Otomotif

Bos Besar Toyota Minta Maaf Setelah Tersandung Rentetan Skandal Manipulasi

Gragehotels.co.id – Bos besar Toyota, Akio Toyoda membungkukan badan di dalam hadapan umum untuk memohonkan maaf. 

Toyoda sendiri telah jarang tampil pada masyarakat pasca mengundurkan diri sebagai pimpinan Toyota pada tahun lalu pasca 14 tahun menjabat. Dirinya terpaksa turun secara langsung pasca Toyota berkali-kali terbukti melakukan kecurangan.

“Kami sungguh minta maaf sebab telah dilakukan menghasilkan konsumen khawatir lalu cemas melawan kumpulan skandal yang tersebut sudah pernah terjadi,” kata Toyoda di jumpa pers di tempat Nagoya, Jepang, disitir Rabu (31/1/2024).

Manipulasi data itu, lanjut Toyoda, merupakan permasalahan yang sangat kritis lalu telah dilakukan mengkhianati kepercayaan konsumen kemudian mengguncang fundasi sistem sertifikasi kendaraan.

Serangkaian skandal itu melibatkan anak usaha Toyota yakni Hino Motors Ltd, Daihatsu Motor Co, juga Toyota Industries Corp.

Pada 2022, Hino terbukti melakukan memanipulasi data uji emisi mesinnya.
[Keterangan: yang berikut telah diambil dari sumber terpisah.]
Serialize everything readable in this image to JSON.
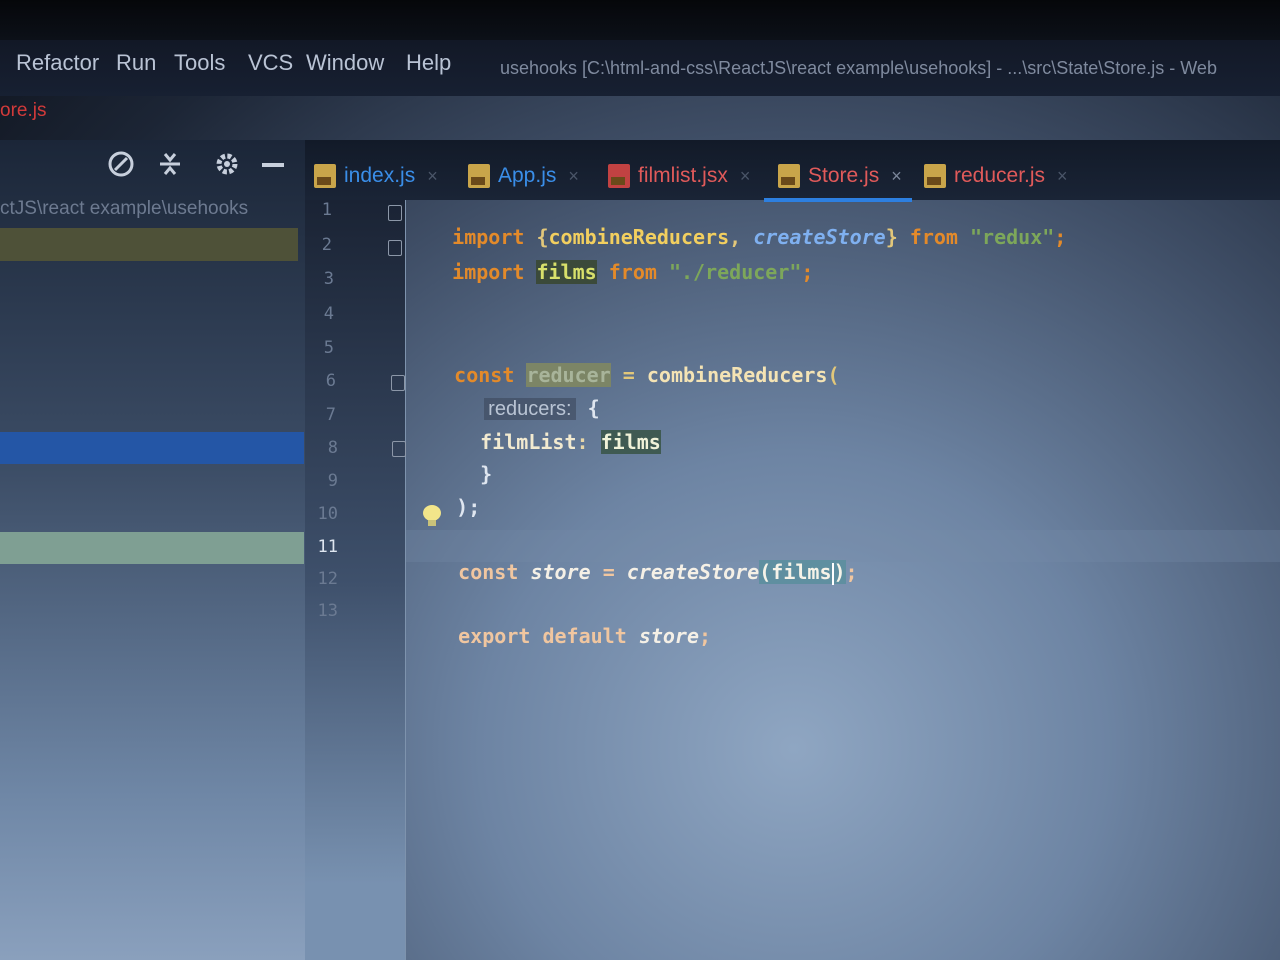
{
  "menu": [
    {
      "label": "Refactor",
      "mnemonic": "R"
    },
    {
      "label": "Run",
      "mnemonic": "u"
    },
    {
      "label": "Tools",
      "mnemonic": "T"
    },
    {
      "label": "VCS",
      "mnemonic": "S"
    },
    {
      "label": "Window",
      "mnemonic": "W"
    },
    {
      "label": "Help",
      "mnemonic": "H"
    }
  ],
  "window_title": "usehooks [C:\\html-and-css\\ReactJS\\react example\\usehooks] - ...\\src\\State\\Store.js - Web",
  "breadcrumb": "ore.js",
  "project_path": "ctJS\\react example\\usehooks",
  "toolbar": {
    "icons": [
      "globe-gear-icon",
      "collapse-icon",
      "gear-icon",
      "minimize-icon"
    ]
  },
  "tabs": [
    {
      "label": "index.js",
      "color": "#3a8ee8",
      "type": "js"
    },
    {
      "label": "App.js",
      "color": "#3a8ee8",
      "type": "js"
    },
    {
      "label": "filmlist.jsx",
      "color": "#e05a5a",
      "type": "jsx"
    },
    {
      "label": "Store.js",
      "color": "#e05a5a",
      "type": "js",
      "active": true
    },
    {
      "label": "reducer.js",
      "color": "#e05a5a",
      "type": "js"
    }
  ],
  "close_glyph": "×",
  "line_numbers": [
    "1",
    "2",
    "3",
    "4",
    "5",
    "6",
    "7",
    "8",
    "9",
    "10",
    "11",
    "12",
    "13"
  ],
  "current_line": "11",
  "code": {
    "l1": {
      "kw1": "import",
      "p1": " {",
      "id1": "combineReducers",
      "p2": ", ",
      "id2": "createStore",
      "p3": "} ",
      "kw2": "from",
      "sp": " ",
      "str": "\"redux\"",
      "end": ";"
    },
    "l2": {
      "kw1": "import",
      "sp1": " ",
      "id1": "films",
      "sp2": " ",
      "kw2": "from",
      "sp3": " ",
      "str": "\"./reducer\"",
      "end": ";"
    },
    "l5": {
      "kw": "const",
      "sp1": " ",
      "var": "reducer",
      "eq": " = ",
      "fn": "combineReducers",
      "p": "("
    },
    "l6": {
      "hint": "reducers:",
      "p": " {"
    },
    "l7": {
      "key": "filmList",
      "colon": ": ",
      "val": "films"
    },
    "l8": {
      "p": "}"
    },
    "l9": {
      "p": ");"
    },
    "l11": {
      "kw": "const",
      "sp1": " ",
      "var": "store",
      "eq": " = ",
      "fn": "createStore",
      "p1": "(",
      "arg": "films",
      "p2": ")",
      "end": ";"
    },
    "l13": {
      "kw1": "export",
      "sp1": " ",
      "kw2": "default",
      "sp2": " ",
      "var": "store",
      "end": ";"
    }
  }
}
Pihak Hino mengungkapkan kesalahan ini terjadi pada salah satu pabrik Hino di dalam Jepang, di area mana pabrik yang disebutkan menjalankan rangkaian tes mesin. 
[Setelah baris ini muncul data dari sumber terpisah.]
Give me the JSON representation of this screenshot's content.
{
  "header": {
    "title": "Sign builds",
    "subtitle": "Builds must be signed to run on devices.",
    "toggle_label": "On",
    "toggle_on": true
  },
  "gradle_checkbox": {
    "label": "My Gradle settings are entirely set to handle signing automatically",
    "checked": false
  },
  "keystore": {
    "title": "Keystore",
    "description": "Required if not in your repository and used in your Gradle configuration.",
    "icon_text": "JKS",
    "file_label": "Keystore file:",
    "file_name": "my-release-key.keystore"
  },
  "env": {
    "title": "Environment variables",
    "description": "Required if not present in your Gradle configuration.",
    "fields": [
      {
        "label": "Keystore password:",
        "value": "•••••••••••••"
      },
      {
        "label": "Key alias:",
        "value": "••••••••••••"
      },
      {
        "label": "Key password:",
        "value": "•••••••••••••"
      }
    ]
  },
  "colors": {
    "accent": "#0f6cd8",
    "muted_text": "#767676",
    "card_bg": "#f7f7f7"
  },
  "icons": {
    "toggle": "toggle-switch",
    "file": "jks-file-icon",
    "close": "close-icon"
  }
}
Pada salah satu bagian mesin, sistem pembuangannya diganti selama masa pengujian agar lolos uji emisi.

Sedangkan Daihatsu yang dimaksud juga berada pada bawah naungan Grup Toyota mengumumkan adanya manipulasi ketika uji tabrak pada model Perodua Axia juga Yaris Ativ. 
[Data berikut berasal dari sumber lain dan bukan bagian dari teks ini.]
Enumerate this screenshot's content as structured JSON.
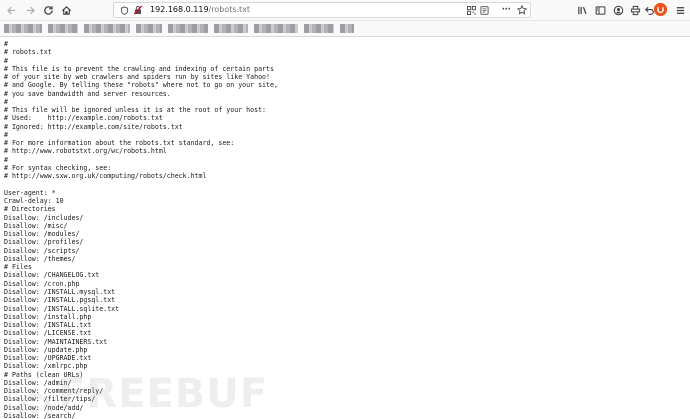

Menyusul setelahnya ditemukan juga manipulasi uji tabrkan pada Toyota Raize serta Daihatsu Rocky di tempat Jepang.

Desember 2023, Daihatsu kembali mengumumkan adanya penyimpangan prosedur pada pengujian mobilnya. Dari hasil investigasi yang dimaksud ditemukan ada penyimpangan di 174 item di 25 kategori pengujian. 

Membuka 2024, Toyota juga mengumumkan adanya manipulasi pada waktu tes mesin diesel. Penyelidikan menemukan bahwa kejanggalan terjadi selama pengujian output horsepower untuk sertifikasi tiga model mesin diesel. 

Selama pengujian sertifikasi, kinerja output horsepower mesin diesel Toyota diukur menggunakan ECU dengan perangkat lunak yang digunakan berbeda dari yang digunakan digunakan untuk produksi massal.